Google New Logo Design, According To Experts: Headway Onward Or Nosedive Downhill?
By Staff Reporter | Sep 02, 2015 06:25 AM EDT
Google's ingenuity knows no bounds. That is a known fact what with all those google doodles that are so interactive you just can't wait for the next one to come out. But after unveiling their brand new logo as a kick off for their makeover, Google gets you even more impressed.
Shedding from a serif to a more modern sans serif typeface but still faithful to the same color combination of blue, red, yellow and green that has defined the company since 1998, this leading tech giant is keeping up with the hype of the mobile market by adapting its desktop-era logo to a slicker redesign.
Six simple letters on a plain white page. That's the simplest description you can give to Google's newest logo.
The new logo is not just a new logo. Google reportedly created the look as a way to introduce its new "identity family," showing the different ways Google works for consumers, including mobile phones, TVs, watches, dashboard in cars and desktops — a one-way ticket to everything.
You can view the newest elements here, as presented by The Next Web.
The official blog of Google takes us back to the history of the search engine's logo in this video.
Even if the new Google logo brings seamless computing across an endless number of devices with different kinds of inputs like tapping, typing and talking, the reception of the logo was not as how people expected it to be.
"It's gotten clean, which means it's legible and easier to reproduce. From a practical point, I can understand that, but I think they lost some visual cues," said Mark Fox, who teaches at California College of the Arts.
"Generally, it's cleaner, but by being cleaner and simpler, it's lost some of its distinction," said Angie Wang, a professor who teaches typography also at California College of the Arts. "In simplifying, they've sort of eradicated the humanistic tendencies. Is that good or bad? It depends on what they're trying to achieve."
Supporters and critics of Google's new logo agree on one thing though: The new customized font is unlikely to cause such an uproar.
"When you're a brand as big as Google, it's scary to introduce a new logo but it's still very on-brand. I don't feel like I'm disconnecting. They still kept the core essence. That's a hard thing to do," said Brian Hoff, a former Apple worker who now runs his own digital design firm.
"It's very drastic," said Matt Luckhurst on Mercury News, who has worked on rebranding projects for Airbnb and Spotify and helped craft the logo for Facebook's new personal assistant. "This looks like something made in 2015. It's clearly designed to be friendly, to be legible.

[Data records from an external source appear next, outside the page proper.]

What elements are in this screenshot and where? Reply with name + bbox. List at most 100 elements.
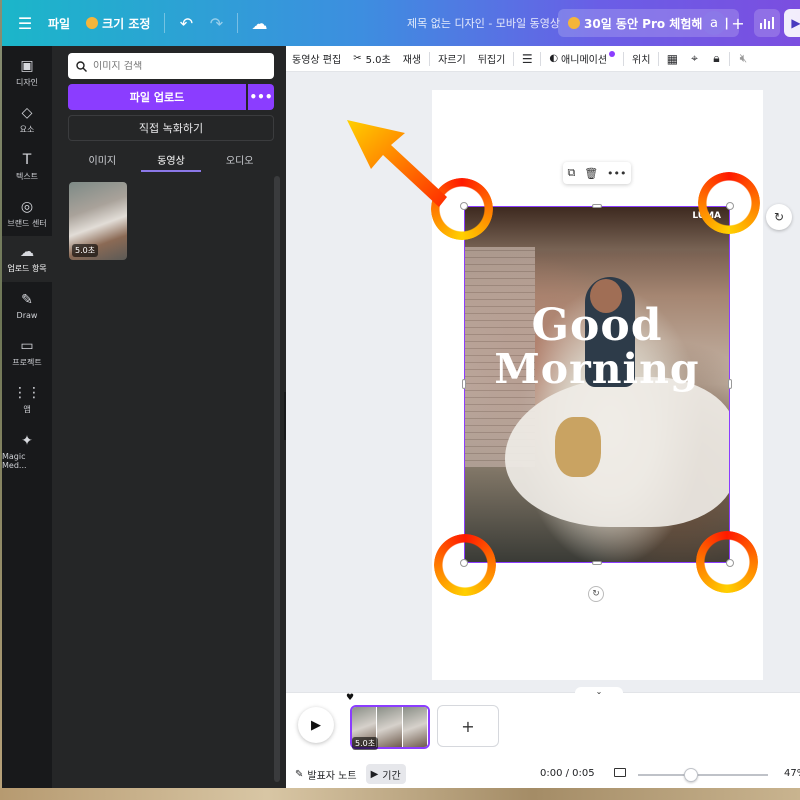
resize-button[interactable]: 크기 조정	[78, 9, 158, 37]
tab-images[interactable]: 이미지	[68, 146, 137, 172]
redo-icon[interactable]: ↷	[201, 8, 231, 38]
position-button[interactable]: 위치	[626, 46, 656, 72]
tab-videos[interactable]: 동영상	[137, 146, 206, 172]
resize-handle-bottom[interactable]	[592, 561, 602, 565]
monitor-icon[interactable]	[614, 768, 626, 777]
rail-label: 요소	[19, 125, 35, 134]
highlight-ring-bottom-left	[434, 534, 496, 596]
rail-label: 디자인	[15, 78, 39, 87]
rail-item-text[interactable]: T 텍스트	[2, 144, 52, 190]
divider	[729, 51, 731, 66]
trim-button[interactable]: ✂ 5.0초	[347, 46, 397, 72]
rail-item-design[interactable]: ▣ 디자인	[2, 50, 52, 96]
more-options-icon[interactable]: •••	[607, 167, 626, 180]
zoom-slider-thumb[interactable]	[684, 768, 698, 782]
rail-label: 앱	[23, 405, 31, 414]
file-menu-button[interactable]: 파일	[40, 9, 78, 37]
search-input[interactable]	[93, 60, 253, 72]
lock-icon[interactable]: 🔒︎	[705, 46, 727, 72]
playback-button[interactable]: 재생	[397, 46, 427, 72]
search-box[interactable]	[68, 53, 274, 79]
upload-files-button[interactable]: 파일 업로드	[68, 84, 246, 110]
rail-item-magic-media[interactable]: ✦ Magic Med...	[2, 428, 52, 474]
rail-item-apps[interactable]: ⋮⋮ 앱	[2, 377, 52, 423]
uploaded-video-thumbnail[interactable]: 5.0초	[69, 182, 127, 260]
play-button[interactable]: ▶	[298, 707, 334, 743]
notes-label: 발표자 노트	[307, 770, 357, 782]
refresh-icon[interactable]: ↻	[766, 204, 792, 230]
invite-plus-icon[interactable]: +	[728, 9, 748, 37]
zoom-value[interactable]: 47%	[784, 768, 800, 779]
uploads-panel: 파일 업로드 ••• 직접 녹화하기 이미지 동영상 오디오 5.0초	[52, 46, 286, 788]
crop-button[interactable]: 자르기	[432, 46, 472, 72]
undo-icon[interactable]: ↶	[171, 8, 201, 38]
document-title[interactable]: 제목 없는 디자인 - 모바일 동영상	[407, 0, 560, 46]
avatar[interactable]: a	[702, 11, 726, 35]
edit-video-button[interactable]: 동영상 편집	[286, 46, 347, 72]
divider	[237, 13, 239, 33]
mute-icon[interactable]: 🔇︎	[732, 46, 754, 72]
animate-icon: ◐	[549, 53, 559, 64]
resize-handle-right[interactable]	[728, 379, 732, 389]
highlight-ring-bottom-right	[696, 531, 758, 593]
transparency-icon[interactable]: ▦	[661, 46, 683, 72]
divider	[658, 51, 660, 66]
paint-roller-icon[interactable]: ⌖	[683, 46, 705, 72]
menu-icon[interactable]: ☰	[10, 8, 40, 38]
add-page-button[interactable]: +	[437, 705, 499, 747]
divider	[164, 13, 166, 33]
magic-media-icon: ✦	[21, 432, 33, 449]
resize-handle-top[interactable]	[592, 204, 602, 208]
headline-line-2[interactable]: Morning	[465, 345, 729, 393]
flip-button[interactable]: 뒤집기	[472, 46, 512, 72]
timeline: ⌄ ▶ ♥ 5.0초 +	[286, 687, 800, 760]
notes-button[interactable]: ✎ 발표자 노트	[290, 764, 362, 784]
trim-duration: 5.0초	[365, 55, 391, 66]
divider	[540, 51, 542, 66]
headline-line-1[interactable]: Good	[465, 300, 729, 351]
duration-button[interactable]: ▶ 기간	[365, 764, 406, 784]
folder-icon: ▭	[20, 338, 34, 354]
clip-frame	[402, 707, 428, 747]
zoom-slider-track[interactable]	[638, 774, 768, 776]
crown-icon	[568, 17, 580, 29]
rail-item-elements[interactable]: ◇ 요소	[2, 97, 52, 143]
media-tabs: 이미지 동영상 오디오	[68, 146, 274, 172]
apps-grid-icon: ⋮⋮	[13, 385, 41, 401]
tab-audio[interactable]: 오디오	[205, 146, 274, 172]
video-element[interactable]: LUMA Good Morning	[464, 206, 730, 563]
trash-icon[interactable]: 🗑︎	[584, 167, 598, 180]
align-lines-icon[interactable]: ☰	[516, 46, 538, 72]
animate-button[interactable]: ◐ 애니메이션	[543, 46, 621, 72]
rail-label: 브랜드 센터	[7, 219, 47, 228]
left-rail: ▣ 디자인 ◇ 요소 T 텍스트 ◎ 브랜드 센터 ☁ 업로드 항목 ✎ Dra…	[2, 46, 52, 788]
element-floating-toolbar: ⧉ 🗑︎ •••	[563, 162, 631, 184]
rail-item-draw[interactable]: ✎ Draw	[2, 283, 52, 329]
carousel-horse	[505, 377, 729, 527]
rotate-icon[interactable]: ↻	[588, 586, 604, 602]
resize-handle-left[interactable]	[462, 379, 466, 389]
playback-time: 0:00 / 0:05	[540, 768, 595, 779]
collapse-timeline-handle[interactable]: ⌄	[575, 687, 623, 696]
editor-window: ☰ 파일 크기 조정 ↶ ↷ ☁ 제목 없는 디자인 - 모바일 동영상 30일…	[2, 0, 800, 788]
crown-icon	[86, 17, 99, 29]
divider	[513, 51, 515, 66]
present-play-button[interactable]: ▶	[784, 9, 800, 37]
highlight-ring-top-right	[698, 172, 760, 234]
desktop-taskbar-strip	[0, 788, 800, 800]
rail-item-projects[interactable]: ▭ 프로젝트	[2, 330, 52, 376]
cloud-save-icon[interactable]: ☁	[244, 8, 274, 38]
playhead-marker[interactable]: ♥	[346, 693, 356, 703]
shapes-icon: ◇	[21, 105, 33, 121]
insights-button[interactable]	[754, 9, 780, 37]
divider	[429, 51, 431, 66]
upload-more-button[interactable]: •••	[248, 84, 274, 110]
rail-label: 텍스트	[15, 172, 39, 181]
saddle	[555, 417, 601, 477]
rail-item-uploads[interactable]: ☁ 업로드 항목	[2, 236, 52, 282]
duplicate-icon[interactable]: ⧉	[567, 166, 575, 180]
record-yourself-button[interactable]: 직접 녹화하기	[68, 115, 274, 141]
rail-item-brand[interactable]: ◎ 브랜드 센터	[2, 191, 52, 237]
panel-scrollbar[interactable]	[274, 176, 280, 782]
pen-icon: ✎	[21, 292, 33, 308]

It feels very elemental, like learning how to write something at school."
Luckhurst said it also aligns with Alphabet, the newly formed umbrella company of which Google is now a wholly owned subsidiary.
Despite all these issues however, Google admitted, "this isn't the first time we've changed our look and it probably won't be the last, but we think today's update is a great reflection of all the ways Google works."
Meanwhile, before any of these changes, the tech company announced that it would rebrand itself as Alphabet. This new holding company, will preside over a collection of companies, the largest of which will be Google as mentioned earlier.
For the meantime, we'll just have to see the new design roll out across their products in the coming months. No less from the company who has become its own verb in the dictionary, aye?